“Ho presentato come primo firmatario un emendamento alla manovra di bilancio per abbassare dal 22 al 5% l’IVA sui pellet.
Una misura resa necessaria da un ingiustificato aumento della materia prima che non trova riscontro in nazioni a noi vicine come la Francia e che sta mettendo in enormi difficoltà le famiglie che avevano cambiato la fonte di energia per il riscaldamento abbandonando il gas.
E’ un emendamento che prova a dare un segnale alle famiglie e alle imprese nel segno dell’equità fiscale e del concreto sostegno a chi ha creduto, in tempi non sospetti, in questa forma di energia alternativa al gas”.
Lo scrive in una nota il Federico Fornaro, deputato di Articolo 1 del gruppo parlamentare PD Italia Democratica e Progressista.
“Il pellet – recita la motivazione dell’emendamento -, materiale la cui aliquota IVA è stata innalzata dal 10 al 22 per cento con il comma 711, dell’articolo 1, della legge 23 dicembre 2014, n. 190, legge di stabilità 2015) è un combustibile ecologico derivato dagli scarti della lavorazione di falegnameria del legname vergine e, di conseguenza, durante il suo utilizzo, non aumenta l’anidride carbonica nell’aria.

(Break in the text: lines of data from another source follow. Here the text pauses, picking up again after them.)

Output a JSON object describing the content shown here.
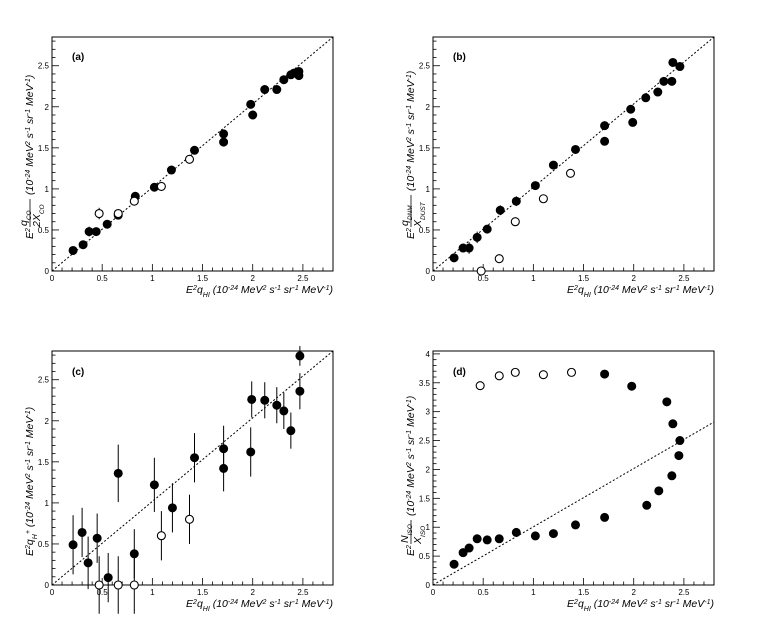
{
  "figure": {
    "background": "#ffffff",
    "ink": "#000000"
  },
  "chart_data": [
    {
      "type": "scatter",
      "panel": "(a)",
      "xlabel": "E²q_HI (10⁻²⁴ MeV² s⁻¹ sr⁻¹ MeV⁻¹)",
      "ylabel": "E² q_CO/2X_CO (10⁻²⁴ MeV² s⁻¹ sr⁻¹ MeV⁻¹)",
      "xlim": [
        0,
        2.8
      ],
      "ylim": [
        0,
        2.85
      ],
      "xticks": [
        "0",
        "0.5",
        "1",
        "1.5",
        "2",
        "2.5"
      ],
      "yticks": [
        "0",
        "0.5",
        "1",
        "1.5",
        "2",
        "2.5"
      ],
      "reference_line": "y = x",
      "series": [
        {
          "name": "filled",
          "marker": "filled",
          "x": [
            0.21,
            0.31,
            0.37,
            0.44,
            0.55,
            0.66,
            0.83,
            1.02,
            1.19,
            1.42,
            1.71,
            1.71,
            1.98,
            2.0,
            2.12,
            2.24,
            2.31,
            2.38,
            2.41,
            2.46,
            2.46
          ],
          "y": [
            0.25,
            0.32,
            0.48,
            0.48,
            0.57,
            0.68,
            0.91,
            1.02,
            1.23,
            1.47,
            1.57,
            1.67,
            2.03,
            1.9,
            2.21,
            2.21,
            2.33,
            2.39,
            2.41,
            2.43,
            2.38
          ],
          "yerr": [
            0.03,
            0.03,
            0.06,
            0.05,
            0.03,
            0.03,
            0.03,
            0.03,
            0.03,
            0.03,
            0.04,
            0.04,
            0.03,
            0.03,
            0.03,
            0.03,
            0.03,
            0.03,
            0.03,
            0.03,
            0.03
          ]
        },
        {
          "name": "open",
          "marker": "open",
          "x": [
            0.47,
            0.66,
            0.82,
            1.09,
            1.37
          ],
          "y": [
            0.7,
            0.7,
            0.85,
            1.03,
            1.36
          ],
          "yerr": [
            0.07,
            0.04,
            0.04,
            0.03,
            0.03
          ]
        }
      ]
    },
    {
      "type": "scatter",
      "panel": "(b)",
      "xlabel": "E²q_HI (10⁻²⁴ MeV² s⁻¹ sr⁻¹ MeV⁻¹)",
      "ylabel": "E² q_DNM/X_DUST (10⁻²⁴ MeV² s⁻¹ sr⁻¹ MeV⁻¹)",
      "xlim": [
        0,
        2.8
      ],
      "ylim": [
        0,
        2.85
      ],
      "xticks": [
        "0",
        "0.5",
        "1",
        "1.5",
        "2",
        "2.5"
      ],
      "yticks": [
        "0",
        "0.5",
        "1",
        "1.5",
        "2",
        "2.5"
      ],
      "reference_line": "y = x",
      "series": [
        {
          "name": "filled",
          "marker": "filled",
          "x": [
            0.21,
            0.3,
            0.36,
            0.44,
            0.54,
            0.67,
            0.83,
            1.02,
            1.2,
            1.42,
            1.71,
            1.71,
            1.97,
            1.99,
            2.12,
            2.24,
            2.3,
            2.38,
            2.39,
            2.46
          ],
          "y": [
            0.16,
            0.28,
            0.28,
            0.41,
            0.51,
            0.74,
            0.85,
            1.04,
            1.29,
            1.48,
            1.58,
            1.77,
            1.97,
            1.81,
            2.11,
            2.18,
            2.31,
            2.31,
            2.54,
            2.49
          ],
          "yerr": [
            0.03,
            0.05,
            0.07,
            0.07,
            0.05,
            0.06,
            0.06,
            0.03,
            0.03,
            0.03,
            0.04,
            0.04,
            0.03,
            0.03,
            0.03,
            0.03,
            0.03,
            0.03,
            0.03,
            0.03
          ]
        },
        {
          "name": "open",
          "marker": "open",
          "x": [
            0.48,
            0.66,
            0.82,
            1.1,
            1.37
          ],
          "y": [
            0.0,
            0.15,
            0.6,
            0.88,
            1.19
          ],
          "yerr": [
            0.04,
            0.03,
            0.03,
            0.03,
            0.03
          ]
        }
      ]
    },
    {
      "type": "scatter",
      "panel": "(c)",
      "xlabel": "E²q_HI (10⁻²⁴ MeV² s⁻¹ sr⁻¹ MeV⁻¹)",
      "ylabel": "E² q_H⁺ (10⁻²⁴ MeV² s⁻¹ sr⁻¹ MeV⁻¹)",
      "xlim": [
        0,
        2.8
      ],
      "ylim": [
        0,
        2.85
      ],
      "xticks": [
        "0",
        "0.5",
        "1",
        "1.5",
        "2",
        "2.5"
      ],
      "yticks": [
        "0",
        "0.5",
        "1",
        "1.5",
        "2",
        "2.5"
      ],
      "reference_line": "y = x",
      "series": [
        {
          "name": "filled",
          "marker": "filled",
          "x": [
            0.21,
            0.3,
            0.36,
            0.45,
            0.56,
            0.66,
            0.82,
            1.02,
            1.2,
            1.42,
            1.71,
            1.71,
            1.98,
            1.99,
            2.12,
            2.24,
            2.31,
            2.38,
            2.47,
            2.47
          ],
          "y": [
            0.49,
            0.64,
            0.27,
            0.57,
            0.09,
            1.36,
            0.38,
            1.22,
            0.94,
            1.55,
            1.42,
            1.66,
            1.62,
            2.26,
            2.25,
            2.19,
            2.12,
            1.88,
            2.36,
            2.79
          ],
          "yerr": [
            0.36,
            0.3,
            0.32,
            0.3,
            0.3,
            0.35,
            0.3,
            0.33,
            0.3,
            0.3,
            0.28,
            0.28,
            0.3,
            0.22,
            0.22,
            0.22,
            0.22,
            0.22,
            0.22,
            0.12
          ]
        },
        {
          "name": "open",
          "marker": "open",
          "x": [
            0.47,
            0.66,
            0.82,
            1.09,
            1.37
          ],
          "y": [
            0.0,
            0.0,
            0.0,
            0.6,
            0.8
          ],
          "yerr": [
            0.35,
            0.35,
            0.35,
            0.3,
            0.3
          ]
        }
      ]
    },
    {
      "type": "scatter",
      "panel": "(d)",
      "xlabel": "E²q_HI (10⁻²⁴ MeV² s⁻¹ sr⁻¹ MeV⁻¹)",
      "ylabel": "E² N_ISO/X_ISO (10⁻²⁴ MeV² s⁻¹ sr⁻¹ MeV⁻¹)",
      "xlim": [
        0,
        2.8
      ],
      "ylim": [
        0,
        4.05
      ],
      "xticks": [
        "0",
        "0.5",
        "1",
        "1.5",
        "2",
        "2.5"
      ],
      "yticks": [
        "0",
        "0.5",
        "1",
        "1.5",
        "2",
        "2.5",
        "3",
        "3.5",
        "4"
      ],
      "reference_line": "y = x",
      "series": [
        {
          "name": "filled",
          "marker": "filled",
          "x": [
            0.21,
            0.3,
            0.36,
            0.44,
            0.54,
            0.66,
            0.83,
            1.02,
            1.2,
            1.42,
            1.71,
            1.71,
            1.98,
            2.13,
            2.25,
            2.33,
            2.38,
            2.39,
            2.45,
            2.46
          ],
          "y": [
            0.36,
            0.56,
            0.64,
            0.8,
            0.78,
            0.8,
            0.91,
            0.85,
            0.89,
            1.04,
            1.17,
            3.65,
            3.44,
            1.38,
            1.63,
            3.17,
            1.89,
            2.79,
            2.24,
            2.5
          ],
          "yerr": [
            0,
            0,
            0,
            0,
            0,
            0,
            0,
            0,
            0,
            0,
            0,
            0,
            0,
            0,
            0,
            0,
            0,
            0,
            0,
            0
          ]
        },
        {
          "name": "open",
          "marker": "open",
          "x": [
            0.47,
            0.66,
            0.82,
            1.1,
            1.38
          ],
          "y": [
            3.45,
            3.62,
            3.68,
            3.64,
            3.68
          ],
          "yerr": [
            0,
            0,
            0,
            0,
            0
          ]
        }
      ]
    }
  ]
}
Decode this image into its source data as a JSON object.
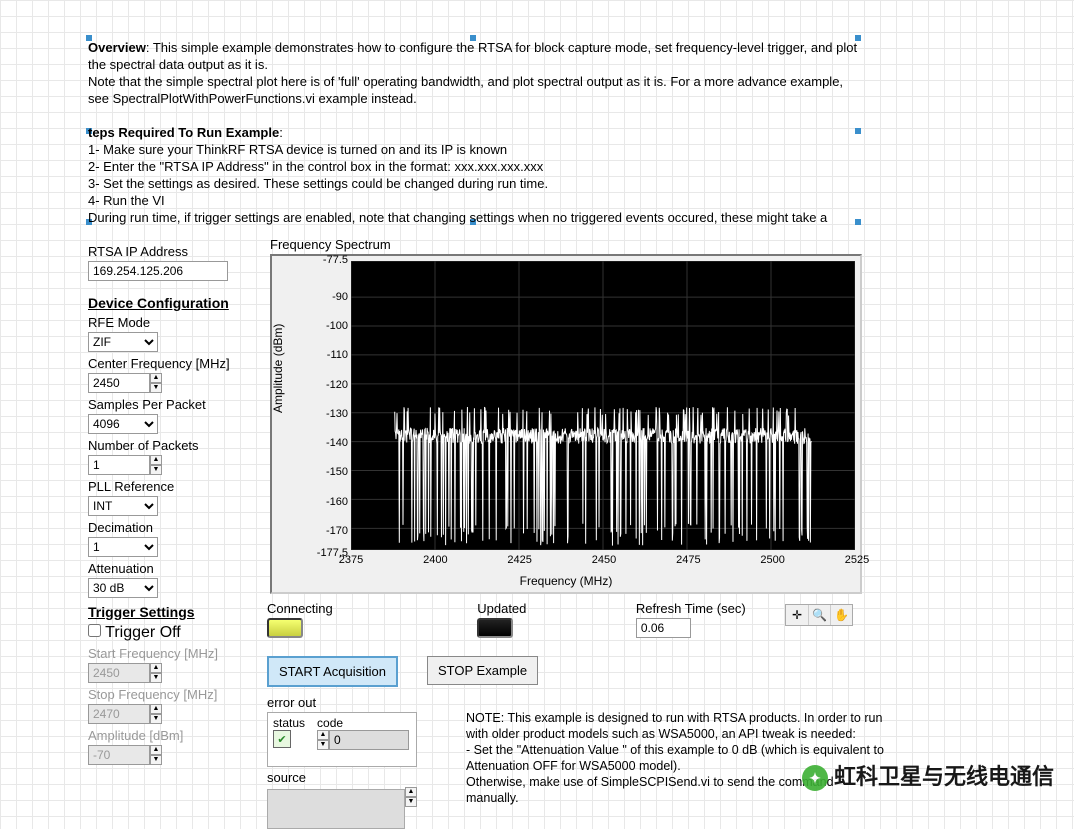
{
  "overview": {
    "heading": "Overview",
    "line1": ": This simple example demonstrates how to configure the RTSA for block capture mode, set frequency-level trigger, and plot the spectral data output as it is.",
    "line2": "Note that the simple spectral plot here is of 'full' operating bandwidth, and plot spectral output as it is.  For a more advance example, see SpectralPlotWithPowerFunctions.vi example instead."
  },
  "steps": {
    "heading": "teps Required To Run Example",
    "s1": "1- Make sure your ThinkRF RTSA device is turned on and its IP is known",
    "s2": "2- Enter the \"RTSA IP Address\" in the control box in the format: xxx.xxx.xxx.xxx",
    "s3": "3- Set the settings as desired.  These settings could be changed during run time.",
    "s4": "4- Run the VI",
    "s5": "During run time, if trigger settings are enabled, note that changing settings when no triggered events occured, these might take a"
  },
  "ip": {
    "label": "RTSA IP Address",
    "value": "169.254.125.206"
  },
  "devcfg": {
    "header": "Device Configuration",
    "rfe_mode": {
      "label": "RFE Mode",
      "value": "ZIF"
    },
    "center_freq": {
      "label": "Center Frequency [MHz]",
      "value": "2450"
    },
    "spp": {
      "label": "Samples Per Packet",
      "value": "4096"
    },
    "npkt": {
      "label": "Number of Packets",
      "value": "1"
    },
    "pll": {
      "label": "PLL Reference",
      "value": "INT"
    },
    "dec": {
      "label": "Decimation",
      "value": "1"
    },
    "atten": {
      "label": "Attenuation",
      "value": "30 dB"
    }
  },
  "trig": {
    "header": "Trigger Settings",
    "off": "Trigger Off",
    "startf": {
      "label": "Start Frequency [MHz]",
      "value": "2450"
    },
    "stopf": {
      "label": "Stop Frequency [MHz]",
      "value": "2470"
    },
    "amp": {
      "label": "Amplitude [dBm]",
      "value": "-70"
    }
  },
  "chart": {
    "title": "Frequency Spectrum",
    "ylabel": "Amplitude (dBm)",
    "xlabel": "Frequency (MHz)",
    "xlim": [
      2375,
      2525
    ],
    "ylim": [
      -177.5,
      -77.5
    ],
    "yticks": [
      -77.5,
      -90,
      -100,
      -110,
      -120,
      -130,
      -140,
      -150,
      -160,
      -170,
      -177.5
    ],
    "xticks": [
      2375,
      2400,
      2425,
      2450,
      2475,
      2500,
      2525
    ],
    "trace_color": "#ffffff",
    "bg": "#000000",
    "grid_color": "#333333",
    "data_xrange": [
      2388,
      2512
    ],
    "noise_mean": -138,
    "noise_lo": -176,
    "noise_hi": -128
  },
  "status": {
    "connecting": "Connecting",
    "updated": "Updated",
    "refresh_label": "Refresh Time (sec)",
    "refresh_value": "0.06"
  },
  "buttons": {
    "start": "START Acquisition",
    "stop": "STOP Example"
  },
  "err": {
    "label": "error out",
    "status": "status",
    "code_label": "code",
    "code": "0",
    "source": "source"
  },
  "note": {
    "l1": "NOTE:  This example is designed to run with RTSA products.  In order to run with older product models such as WSA5000, an API tweak is needed:",
    "l2": "- Set the  \"Attenuation Value \" of this example to 0 dB (which is equivalent to Attenuation OFF for WSA5000 model).",
    "l3": "Otherwise, make use of SimpleSCPISend.vi to send the command manually."
  },
  "watermark": "虹科卫星与无线电通信",
  "markers": {
    "color": "#3a8fcc"
  }
}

Il consumo di tale combustibile nel 2019, a livello nazionale, da fonti ISTAT, è stato stimato in circa 3,4 milioni di tonnellate, rispetto alle 1,5 milioni di tonnellate nel 2010, portando così l’Italia tra i Paesi europei con il più alto consumo domestico di pellet di legno. Sono, infatti, oltre due milioni le famiglie che usano questo biocombustibile per riscaldarsi e la metà di loro – circa il 4 per cento del totale delle famiglie italiane – lo impiega come fonte di riscaldamento unica o prevalente. In un momento così delicato dal punto di vista economico, mantenere l’IVA al 22 per cento su un bene considerato ormai necessario per le famiglie italiane, significherebbe dover affrontare un effetto depressivo sui consumi, disincentivando l’utilizzo di un biocombustibile che in molte zone d’Italia rappresenta l’unica alternativa alle più costose fonti energetiche fossili.
Inoltre, vi è da evidenziare come gli effetti negativi del mantenimento dell’IVA all’aliquota del 22 per cento, si siano riscontrati non solo per i consumatori finali, ma anche per l’industria, e sia sul fronte della produzione e della distribuzione del pellet, che su quello di produzione dei sistemi di riscaldamento. Infatti, i produttori italiani di apparecchi domestici alimentati a pellet contribuiscono al prestigio del Made in Italy e sono oggi leader a scala internazionale, esportando oltre il 35 per cento in tutto il mondo e rappresentando più del 90 per cento delle vendite in Europa. Le pesanti e negative ripercussioni che subirebbe questo settore manifatturiero, sarebbero un grave danno se si considera che il compartimento del pellet è particolarmente significativo per l’industria italiana, con oltre 42.000 unità lavorative impiegate stabilmente, di cui oltre 20.000 direttamente nella produzione e distribuzione del biocombustibile.
Si rendono pertanto necessari interventi che mirino a calmierare i prezzi del combustibile derivato dai pellet al fine di ridurre la spesa complessiva delle famiglie italiane ed, in particolare, delle famiglie che risiedono in regioni di montagna, caratterizzata da inverni rigidi e freddi in cui il consumo di pellet è notevole, diventando così un costo aggiuntivo al bilancio famigliare.
Tale necessità appare altresì coerente con la ratio che ha mosso la più recente politica di contrasto alla crisi energetica e ai relativi aumentati costi di approvvigionamento energetico e che ha disposto la riduzione dell’IVA e degli oneri generali nel settore del gas a metano per combustione per uso civile e industriale (articolo 5, del decreto-legge n. 115 del 2022, cosiddetto «aiuti-bis»).
Per effetto della proposta emendativa in commento si prevede che il pellet possa rientrare nell’ambito delle operazioni sottoposte all’aliquota ridotta pari al 5 per cento”.